Letter Writing

There are reasons that a person would not like getting mail. For one, there may be an overwhelming anxiety because of a obligation to respond, which takes planning, time, and money. For another there may be a sense of doom because the box is chock-full of hate mail and spam adverts or, worse yet, bills. There was a time when I wrote at least several letters a month, something I enjoyed for its intimacy and privacy, but gave up for a variety of reasons. Now I mostly write intermittently to a few friends and to my great aunt who serves as my primary postal correspondent since she writes back.

I am going to go back to writing letters more regularly, hopefully composing at least one or two every week for the year. In part this means that people who I know in person and whose addresses I have are going to be bombarded by folded paper, but it doesn’t need to be restricted to them. As such, if you want to receive one or more letters this year, send your mailing address to jpnudell@gmail.com. I am willing to mail letters anywhere the USPS lets me.

If you give me an address…

  1. I promise to sent you at least one letter in 2016.
  2. The letter might be irreverent about society based on my own opinion, but will never be vulgar, crass, lewd or threatening.
  3. You are under no obligation to reply, but I would of course welcome letters back.
  4. I prefer that you give me your own address, but if you give me someone else’s you must also give me their name so I can make a proper salutation and I will be sure to let the recipient know who inflicted this upon them.

Hypothetical FAQ:

Why do this?
Consider it a sort of New Year’s Resolution. I want to write letters because correspondences fascinate me, particularly from yesteryear when letter correspondences were published. (I guess we just have email leaks and/or dumps so publishing letters in an edited collection isn’t necessary anymore.) This fascination also expands to handwriting and the topics people choose to write about. I also save letters I receive from people and have, at less busy times in my life, gone back to read them. I have no expectations, but am curious to see what will happen.

What will you write about?
I honestly don’t know and it will likely vary widely depending on how well I know the recipient.
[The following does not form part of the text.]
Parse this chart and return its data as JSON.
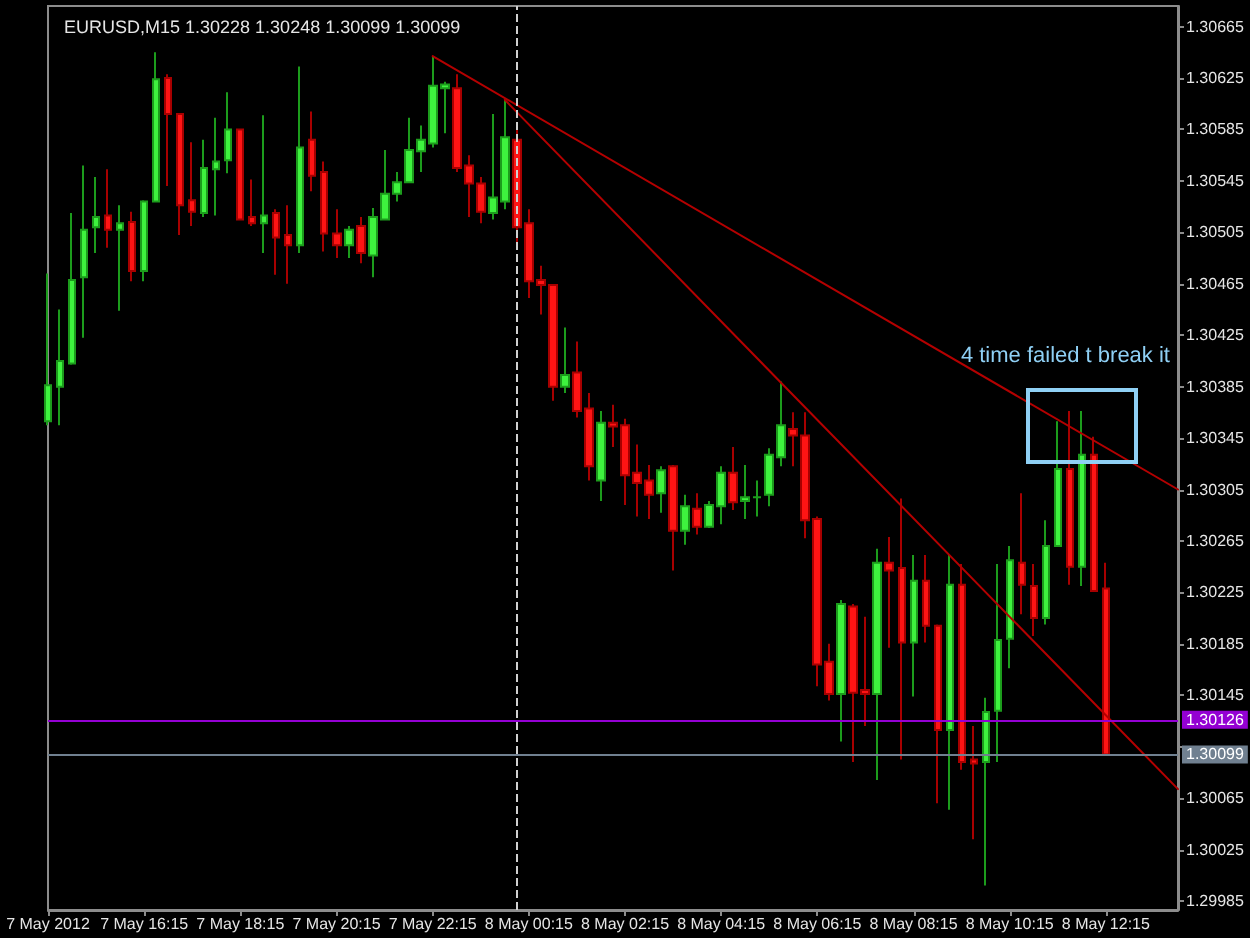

Anticipated topics include: the weather, universities, sports, history, books I’ve been reading, the election cycle, baking, or whatever else is on my mind. One of the things I might do is something of an “analog twitter” where I compose two-sentence observations or thoughts and mail a short collection of those. Or maybe I’ll doodle marginalia. The rewards for this project are almost entirely internal so I am going to have some fun with it.

Can I control the form or content that the content takes?
If you express a preference for topic, I will take that under advisement, but make no promises.